Are vertices of each LOD version always loaded into VRAM?
I know many game engines have a LOD feature for mesh vertices and textures.
I'm just wondering if all vertices and textures of all(each) LOD versions are always loaded in VRAM or are they loaded at the time each LOD version is selected.
1 Answer
Many game engines have texture streaming, which means that not all mip levels of each texture are loaded at all times. The game engine will track which textures are in view and how close up they are seen, and will dynamically load and unload mip levels in an attempt to provide enough detail for the current view, while staying within a fixed VRAM budget.

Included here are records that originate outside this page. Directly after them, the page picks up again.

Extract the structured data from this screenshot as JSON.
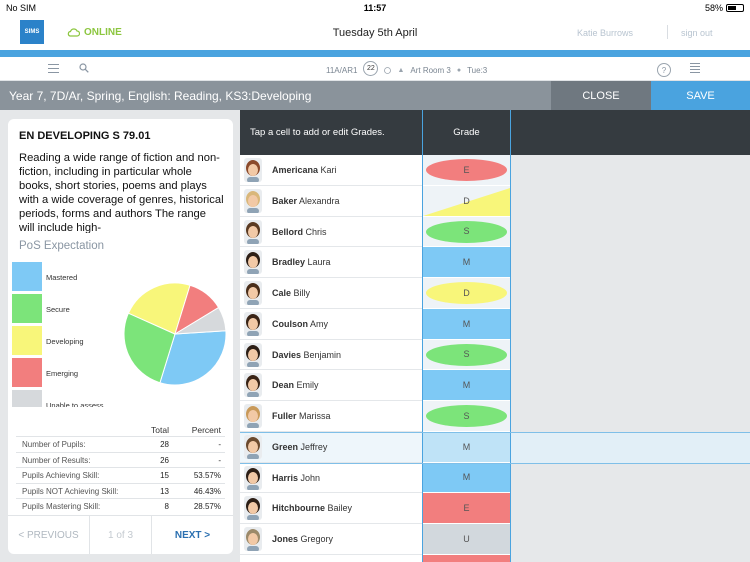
{
  "status_bar": {
    "carrier": "No SIM",
    "time": "11:57",
    "battery": "58%",
    "battery_level": 0.58
  },
  "header": {
    "logo_text": "SIMS",
    "connection_status": "ONLINE",
    "date": "Tuesday 5th April",
    "user_name": "Katie Burrows",
    "signout_label": "sign out"
  },
  "toolbar": {
    "class_code": "11A/AR1",
    "lesson_number": "22",
    "room": "Art Room 3",
    "period": "Tue:3",
    "help_label": "?",
    "icons": [
      "list-icon",
      "search-icon",
      "clock-icon",
      "location-icon",
      "person-icon",
      "help-icon",
      "notes-icon"
    ]
  },
  "title_bar": {
    "title": "Year  7, 7D/Ar, Spring, English: Reading, KS3:Developing",
    "close_label": "CLOSE",
    "save_label": "SAVE"
  },
  "skill": {
    "code": "EN DEVELOPING S 79.01",
    "description": "Reading a wide range of fiction and non-fiction, including in particular whole books, short stories, poems and plays with a wide coverage of genres, historical periods, forms and authors The range will include high-"
  },
  "pos_expectation": {
    "title": "PoS Expectation",
    "legend": [
      {
        "label": "Mastered",
        "color": "#7ec9f5"
      },
      {
        "label": "Secure",
        "color": "#7ce47a"
      },
      {
        "label": "Developing",
        "color": "#f8f67a"
      },
      {
        "label": "Emerging",
        "color": "#f27e7e"
      },
      {
        "label": "Unable to assess",
        "color": "#d6d9dc"
      }
    ]
  },
  "stats": {
    "col_total": "Total",
    "col_percent": "Percent",
    "rows": [
      {
        "label": "Number of Pupils:",
        "total": "28",
        "percent": "-"
      },
      {
        "label": "Number of Results:",
        "total": "26",
        "percent": "-"
      },
      {
        "label": "Pupils Achieving Skill:",
        "total": "15",
        "percent": "53.57%"
      },
      {
        "label": "Pupils NOT Achieving Skill:",
        "total": "13",
        "percent": "46.43%"
      },
      {
        "label": "Pupils Mastering Skill:",
        "total": "8",
        "percent": "28.57%"
      }
    ]
  },
  "pager": {
    "prev_label": "< PREVIOUS",
    "count": "1 of 3",
    "next_label": "NEXT >"
  },
  "grid": {
    "instruction": "Tap a cell to add or edit Grades.",
    "grade_header": "Grade",
    "pupils": [
      {
        "surname": "Americana",
        "forename": "Kari",
        "grade": "E",
        "style": "ellipse",
        "color": "#f27e7e",
        "bg": "#eef3f7",
        "hair": "#8b4a2b"
      },
      {
        "surname": "Baker",
        "forename": "Alexandra",
        "grade": "D",
        "style": "triangle",
        "color": "#f8f67a",
        "bg": "#eef3f7",
        "hair": "#d9b77a"
      },
      {
        "surname": "Bellord",
        "forename": "Chris",
        "grade": "S",
        "style": "ellipse",
        "color": "#7ce47a",
        "bg": "#eef3f7",
        "hair": "#5a3a22"
      },
      {
        "surname": "Bradley",
        "forename": "Laura",
        "grade": "M",
        "style": "fill",
        "color": "#7ec9f5",
        "bg": "#7ec9f5",
        "hair": "#2d1f16"
      },
      {
        "surname": "Cale",
        "forename": "Billy",
        "grade": "D",
        "style": "ellipse",
        "color": "#f8f67a",
        "bg": "#eef3f7",
        "hair": "#4a2e1a"
      },
      {
        "surname": "Coulson",
        "forename": "Amy",
        "grade": "M",
        "style": "fill",
        "color": "#7ec9f5",
        "bg": "#7ec9f5",
        "hair": "#3a2416"
      },
      {
        "surname": "Davies",
        "forename": "Benjamin",
        "grade": "S",
        "style": "ellipse",
        "color": "#7ce47a",
        "bg": "#eef3f7",
        "hair": "#2d1f16"
      },
      {
        "surname": "Dean",
        "forename": "Emily",
        "grade": "M",
        "style": "fill",
        "color": "#7ec9f5",
        "bg": "#7ec9f5",
        "hair": "#3a2416"
      },
      {
        "surname": "Fuller",
        "forename": "Marissa",
        "grade": "S",
        "style": "ellipse",
        "color": "#7ce47a",
        "bg": "#eef3f7",
        "hair": "#c99a5a"
      },
      {
        "surname": "Green",
        "forename": "Jeffrey",
        "grade": "M",
        "style": "fill",
        "color": "#bfe3f7",
        "bg": "#bfe3f7",
        "hair": "#6b4a2e"
      },
      {
        "surname": "Harris",
        "forename": "John",
        "grade": "M",
        "style": "fill",
        "color": "#7ec9f5",
        "bg": "#7ec9f5",
        "hair": "#2d1f16"
      },
      {
        "surname": "Hitchbourne",
        "forename": "Bailey",
        "grade": "E",
        "style": "fill",
        "color": "#f27e7e",
        "bg": "#f27e7e",
        "hair": "#2d1f16"
      },
      {
        "surname": "Jones",
        "forename": "Gregory",
        "grade": "U",
        "style": "fill",
        "color": "#d2d8dd",
        "bg": "#d2d8dd",
        "hair": "#9c8a6a"
      },
      {
        "surname": "",
        "forename": "",
        "grade": "",
        "style": "fill",
        "color": "#f27e7e",
        "bg": "#f27e7e",
        "hair": "#2d1f16"
      }
    ],
    "selected_index": 9
  },
  "chart_data": {
    "type": "pie",
    "categories": [
      "Mastered",
      "Secure",
      "Developing",
      "Emerging",
      "Unable to assess"
    ],
    "values": [
      8,
      7,
      6,
      3,
      2
    ],
    "colors": [
      "#7ec9f5",
      "#7ce47a",
      "#f8f67a",
      "#f27e7e",
      "#d6d9dc"
    ],
    "title": "PoS Expectation"
  }
}
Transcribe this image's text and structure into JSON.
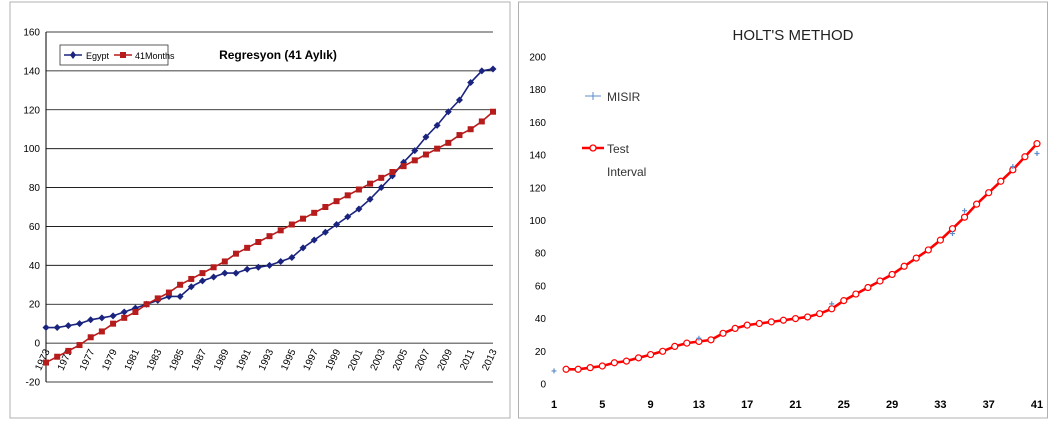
{
  "chart_data": [
    {
      "type": "line",
      "title": "Regresyon (41 Aylık)",
      "xlabel": "",
      "ylabel": "",
      "ylim": [
        -20,
        160
      ],
      "y_ticks": [
        "-20",
        "0",
        "20",
        "40",
        "60",
        "80",
        "100",
        "120",
        "140",
        "160"
      ],
      "x_tick_labels": [
        "1973",
        "1975",
        "1977",
        "1979",
        "1981",
        "1983",
        "1985",
        "1987",
        "1989",
        "1991",
        "1993",
        "1995",
        "1997",
        "1999",
        "2001",
        "2003",
        "2005",
        "2007",
        "2009",
        "2011",
        "2013"
      ],
      "x": [
        1973,
        1974,
        1975,
        1976,
        1977,
        1978,
        1979,
        1980,
        1981,
        1982,
        1983,
        1984,
        1985,
        1986,
        1987,
        1988,
        1989,
        1990,
        1991,
        1992,
        1993,
        1994,
        1995,
        1996,
        1997,
        1998,
        1999,
        2000,
        2001,
        2002,
        2003,
        2004,
        2005,
        2006,
        2007,
        2008,
        2009,
        2010,
        2011,
        2012,
        2013
      ],
      "grid": true,
      "legend_position": "top-left",
      "series": [
        {
          "name": "Egypt",
          "color": "#1a237e",
          "marker": "diamond",
          "values": [
            8,
            8,
            9,
            10,
            12,
            13,
            14,
            16,
            18,
            20,
            22,
            24,
            24,
            29,
            32,
            34,
            36,
            36,
            38,
            39,
            40,
            42,
            44,
            49,
            53,
            57,
            61,
            65,
            69,
            74,
            80,
            86,
            93,
            99,
            106,
            112,
            119,
            125,
            134,
            140,
            141
          ]
        },
        {
          "name": "41Months",
          "color": "#b71c1c",
          "marker": "square",
          "values": [
            -10,
            -7,
            -4,
            -1,
            3,
            6,
            10,
            13,
            16,
            20,
            23,
            26,
            30,
            33,
            36,
            39,
            42,
            46,
            49,
            52,
            55,
            58,
            61,
            64,
            67,
            70,
            73,
            76,
            79,
            82,
            85,
            88,
            91,
            94,
            97,
            100,
            103,
            107,
            110,
            114,
            119
          ]
        }
      ]
    },
    {
      "type": "line",
      "title": "HOLT'S METHOD",
      "xlabel": "",
      "ylabel": "",
      "ylim": [
        0,
        200
      ],
      "xlim": [
        1,
        41
      ],
      "y_ticks": [
        "0",
        "20",
        "40",
        "60",
        "80",
        "100",
        "120",
        "140",
        "160",
        "180",
        "200"
      ],
      "x_tick_labels": [
        "1",
        "5",
        "9",
        "13",
        "17",
        "21",
        "25",
        "29",
        "33",
        "37",
        "41"
      ],
      "x_tick_values": [
        1,
        5,
        9,
        13,
        17,
        21,
        25,
        29,
        33,
        37,
        41
      ],
      "grid": false,
      "legend_position": "top-left",
      "series": [
        {
          "name": "MISIR",
          "color": "#5b8cc9",
          "marker": "plus",
          "x": [
            1,
            13,
            24,
            34,
            35,
            39,
            41
          ],
          "values": [
            8,
            28,
            49,
            92,
            106,
            133,
            141
          ]
        },
        {
          "name": "Test Interval",
          "name_lines": [
            "Test",
            "Interval"
          ],
          "color": "#ff0000",
          "marker": "circle",
          "x": [
            2,
            3,
            4,
            5,
            6,
            7,
            8,
            9,
            10,
            11,
            12,
            13,
            14,
            15,
            16,
            17,
            18,
            19,
            20,
            21,
            22,
            23,
            24,
            25,
            26,
            27,
            28,
            29,
            30,
            31,
            32,
            33,
            34,
            35,
            36,
            37,
            38,
            39,
            40,
            41
          ],
          "values": [
            9,
            9,
            10,
            11,
            13,
            14,
            16,
            18,
            20,
            23,
            25,
            26,
            27,
            31,
            34,
            36,
            37,
            38,
            39,
            40,
            41,
            43,
            46,
            51,
            55,
            59,
            63,
            67,
            72,
            77,
            82,
            88,
            95,
            102,
            110,
            117,
            124,
            131,
            139,
            147
          ]
        }
      ]
    }
  ]
}
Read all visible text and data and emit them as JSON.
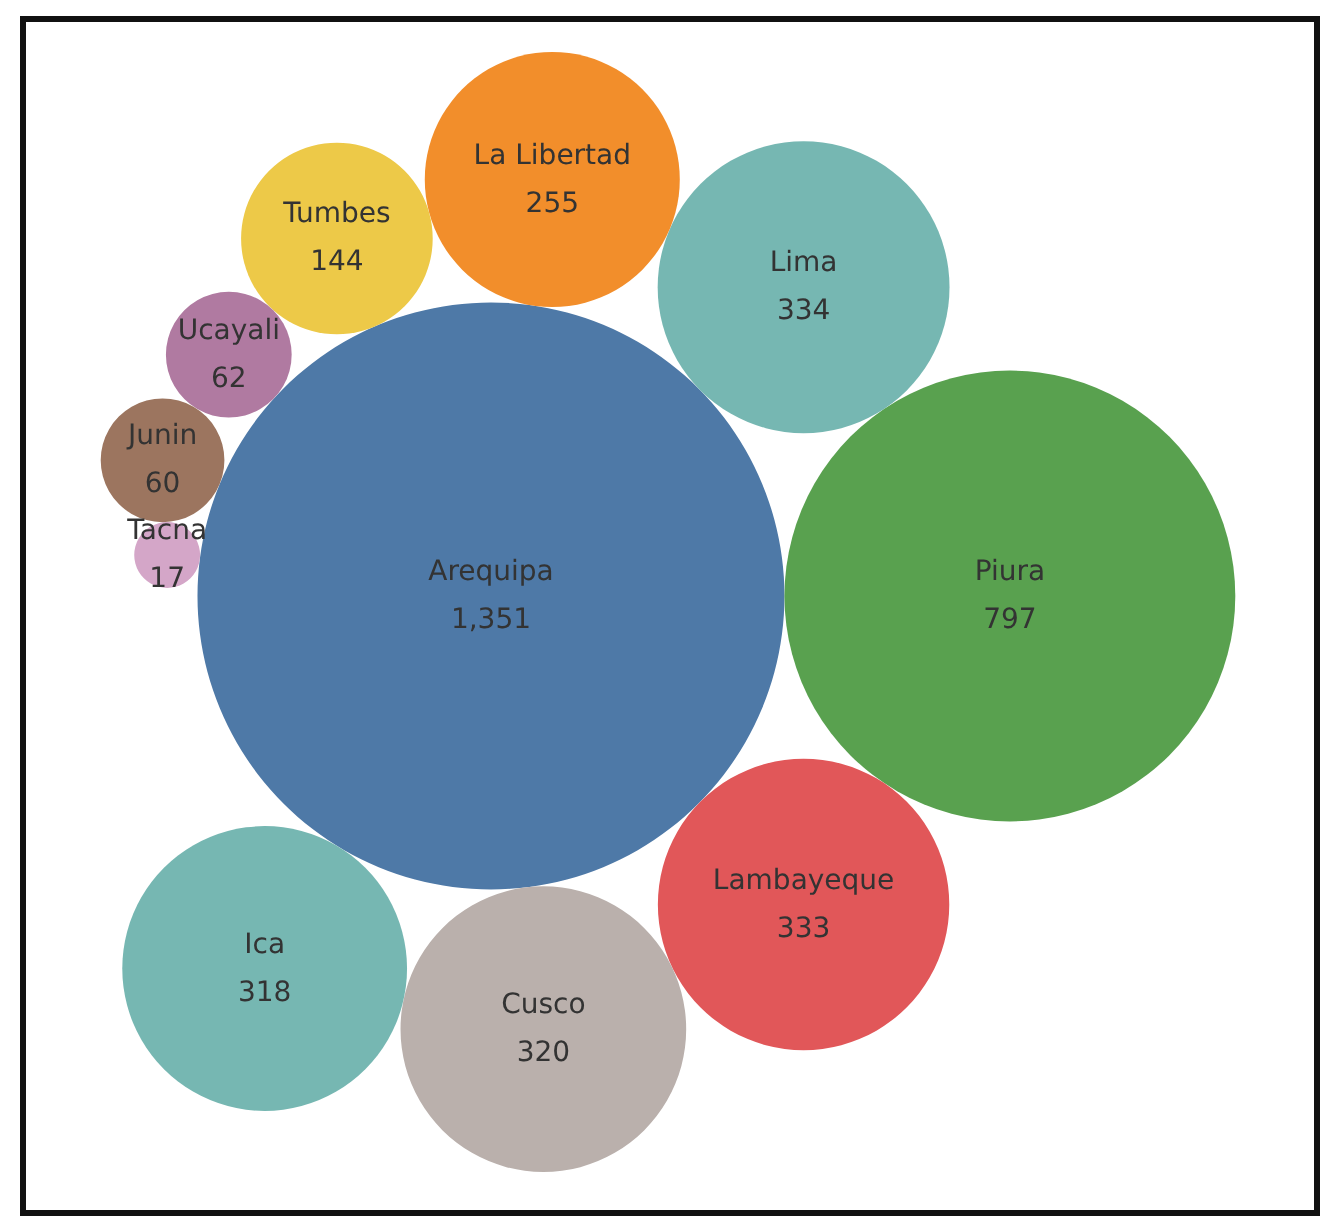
{
  "chart_data": {
    "type": "other",
    "categories": [
      "Arequipa",
      "Piura",
      "Lima",
      "Lambayeque",
      "Cusco",
      "Ica",
      "La Libertad",
      "Tumbes",
      "Ucayali",
      "Junin",
      "Tacna"
    ],
    "values": [
      1351,
      797,
      334,
      333,
      320,
      318,
      255,
      144,
      62,
      60,
      17
    ],
    "colors": [
      "#4e79a7",
      "#59a14f",
      "#76b7b2",
      "#e15759",
      "#bab0ac",
      "#76b7b2",
      "#f28e2b",
      "#edc948",
      "#b07aa1",
      "#9c755f",
      "#d4a6c8"
    ],
    "value_labels": [
      "1,351",
      "797",
      "334",
      "333",
      "320",
      "318",
      "255",
      "144",
      "62",
      "60",
      "17"
    ]
  }
}
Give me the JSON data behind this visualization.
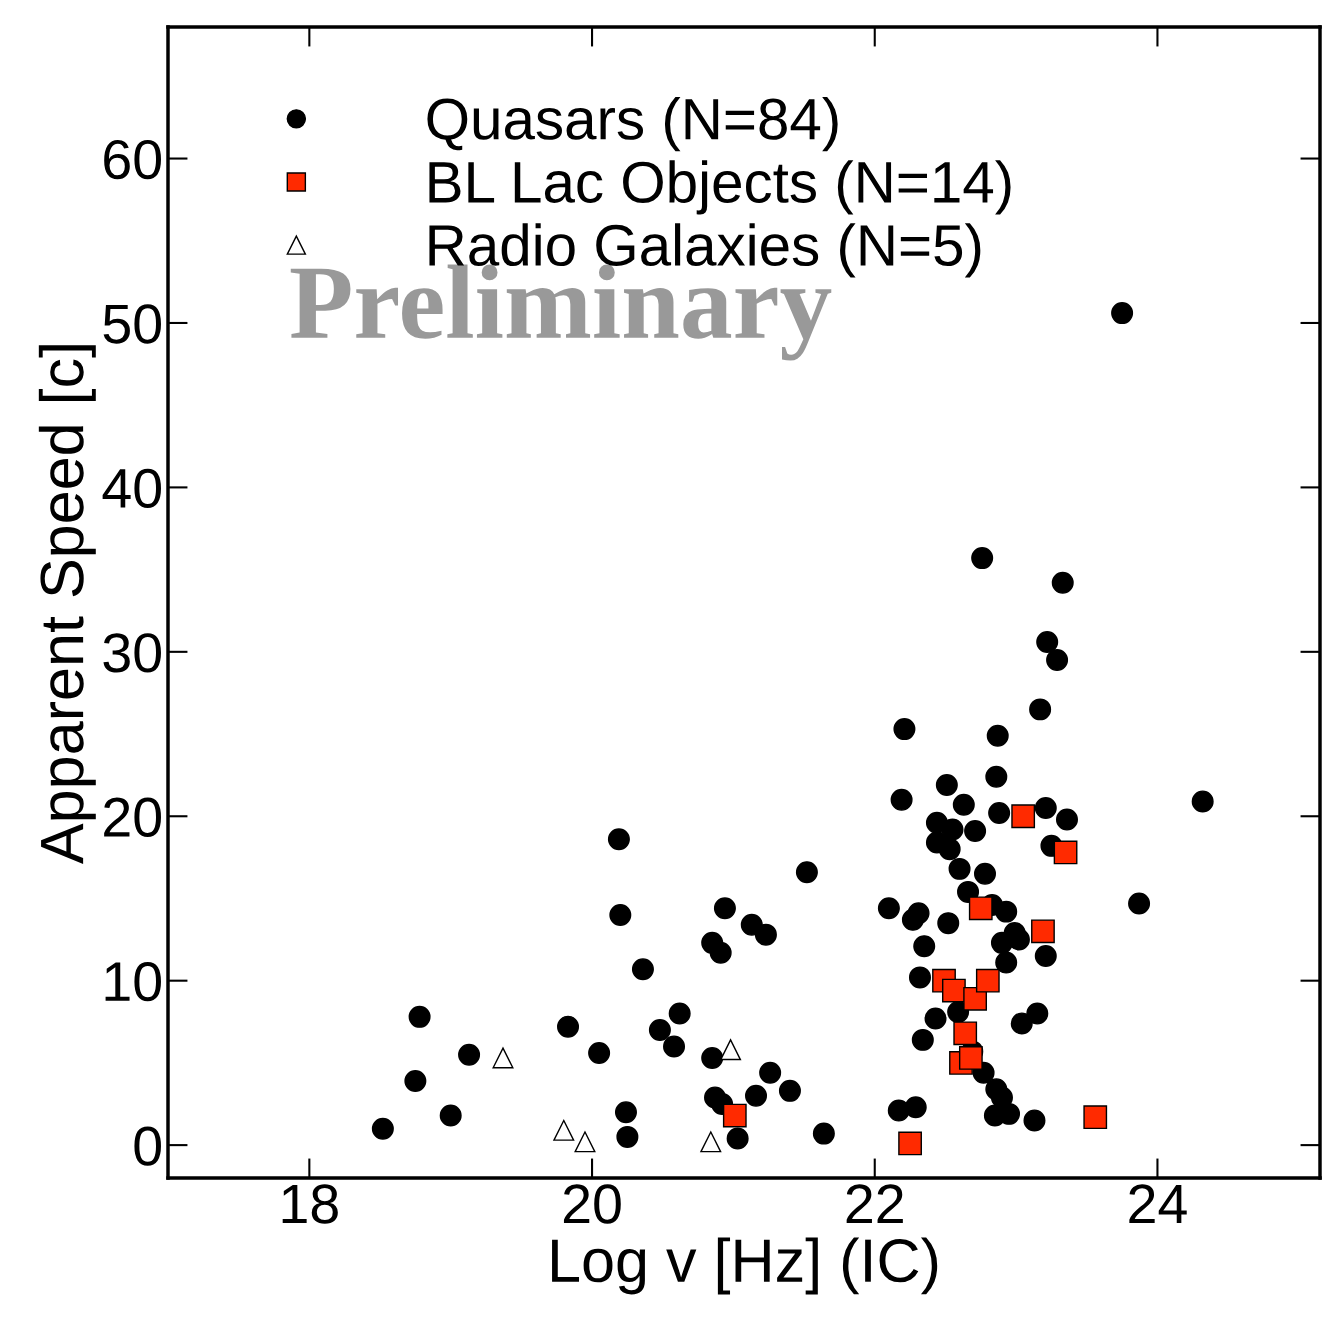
{
  "chart_data": {
    "type": "scatter",
    "xlabel": "Log v [Hz] (IC)",
    "ylabel": "Apparent Speed [c]",
    "annotations": [
      "Preliminary"
    ],
    "xlim": [
      17,
      25.15
    ],
    "ylim": [
      -2,
      68
    ],
    "xticks": [
      18,
      20,
      22,
      24
    ],
    "yticks": [
      0,
      10,
      20,
      30,
      40,
      50,
      60
    ],
    "grid": false,
    "legend": "top left",
    "series": [
      {
        "name": "Quasars (N=84)",
        "color": "#000000",
        "marker": "circle",
        "x": [
          18.52,
          18.75,
          18.78,
          19.0,
          19.13,
          19.83,
          20.05,
          20.19,
          20.2,
          20.24,
          20.25,
          20.36,
          20.48,
          20.58,
          20.62,
          20.85,
          20.85,
          20.87,
          20.91,
          20.92,
          20.94,
          21.03,
          21.13,
          21.16,
          21.23,
          21.26,
          21.4,
          21.52,
          21.64,
          22.1,
          22.17,
          22.19,
          22.21,
          22.27,
          22.29,
          22.31,
          22.32,
          22.35,
          22.34,
          22.43,
          22.44,
          22.44,
          22.51,
          22.52,
          22.53,
          22.55,
          22.59,
          22.6,
          22.63,
          22.66,
          22.71,
          22.69,
          22.76,
          22.77,
          22.78,
          22.83,
          22.85,
          22.86,
          22.86,
          22.87,
          22.88,
          22.9,
          22.93,
          22.9,
          22.93,
          22.95,
          22.99,
          23.02,
          23.04,
          23.15,
          23.13,
          23.17,
          23.21,
          23.21,
          23.22,
          23.25,
          23.29,
          23.33,
          23.36,
          23.75,
          23.87,
          24.32
        ],
        "values": [
          1.0,
          3.9,
          7.8,
          1.8,
          5.5,
          7.2,
          5.6,
          18.6,
          14.0,
          2.0,
          0.5,
          10.7,
          7.0,
          6.0,
          8.0,
          5.3,
          12.3,
          2.9,
          11.7,
          2.5,
          14.4,
          0.4,
          13.4,
          3.0,
          12.8,
          4.4,
          3.3,
          16.6,
          0.7,
          14.4,
          2.1,
          21.0,
          25.3,
          13.7,
          2.3,
          14.1,
          10.2,
          12.1,
          6.4,
          7.7,
          19.6,
          18.4,
          21.9,
          13.5,
          18.0,
          19.2,
          8.1,
          16.8,
          20.7,
          15.4,
          19.1,
          5.7,
          35.7,
          4.4,
          16.5,
          14.6,
          1.8,
          22.4,
          3.4,
          24.9,
          20.2,
          2.9,
          14.2,
          12.3,
          11.1,
          1.9,
          12.9,
          12.5,
          7.4,
          8.0,
          1.5,
          26.5,
          20.5,
          11.5,
          30.6,
          18.2,
          29.5,
          34.2,
          19.8,
          50.6,
          14.7,
          20.9
        ]
      },
      {
        "name": "BL Lac Objects (N=14)",
        "color": "#ff2a00",
        "marker": "square",
        "x": [
          21.01,
          22.25,
          22.49,
          22.56,
          22.61,
          22.64,
          22.68,
          22.71,
          22.75,
          22.8,
          23.05,
          23.19,
          23.35,
          23.56
        ],
        "values": [
          1.8,
          0.1,
          10.0,
          9.4,
          5.0,
          6.8,
          5.3,
          8.9,
          14.4,
          10.0,
          20.0,
          13.0,
          17.8,
          1.7
        ]
      },
      {
        "name": "Radio Galaxies (N=5)",
        "color": "#ffffff",
        "marker": "triangle",
        "x": [
          19.37,
          19.8,
          19.95,
          20.84,
          20.98
        ],
        "values": [
          5.3,
          0.9,
          0.2,
          0.2,
          5.8
        ]
      }
    ]
  }
}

This is done because typically with AAA game content on a consumer GPU, there is not enough VRAM to load all mips of all textures at once. Usually, the highest few mip levels (low resolutions) of all textures are loaded all the time, and the lower mips (high resolutions) are streamed.
Some game engines also have mesh LOD streaming, though it is less common. Mesh data (vertices and indices) typically takes up much less VRAM than textures, so there is less impetus to do mesh LOD streaming. Still, with highly detailed meshes, the most detailed LODs can be a substantial size and it can make sense to stream those. This can be done analogously to how texture mip levels are streamed.
There is also UE5 Nanite which uses a cluster-based LOD system and streams trees of clusters instead of whole mesh LODs.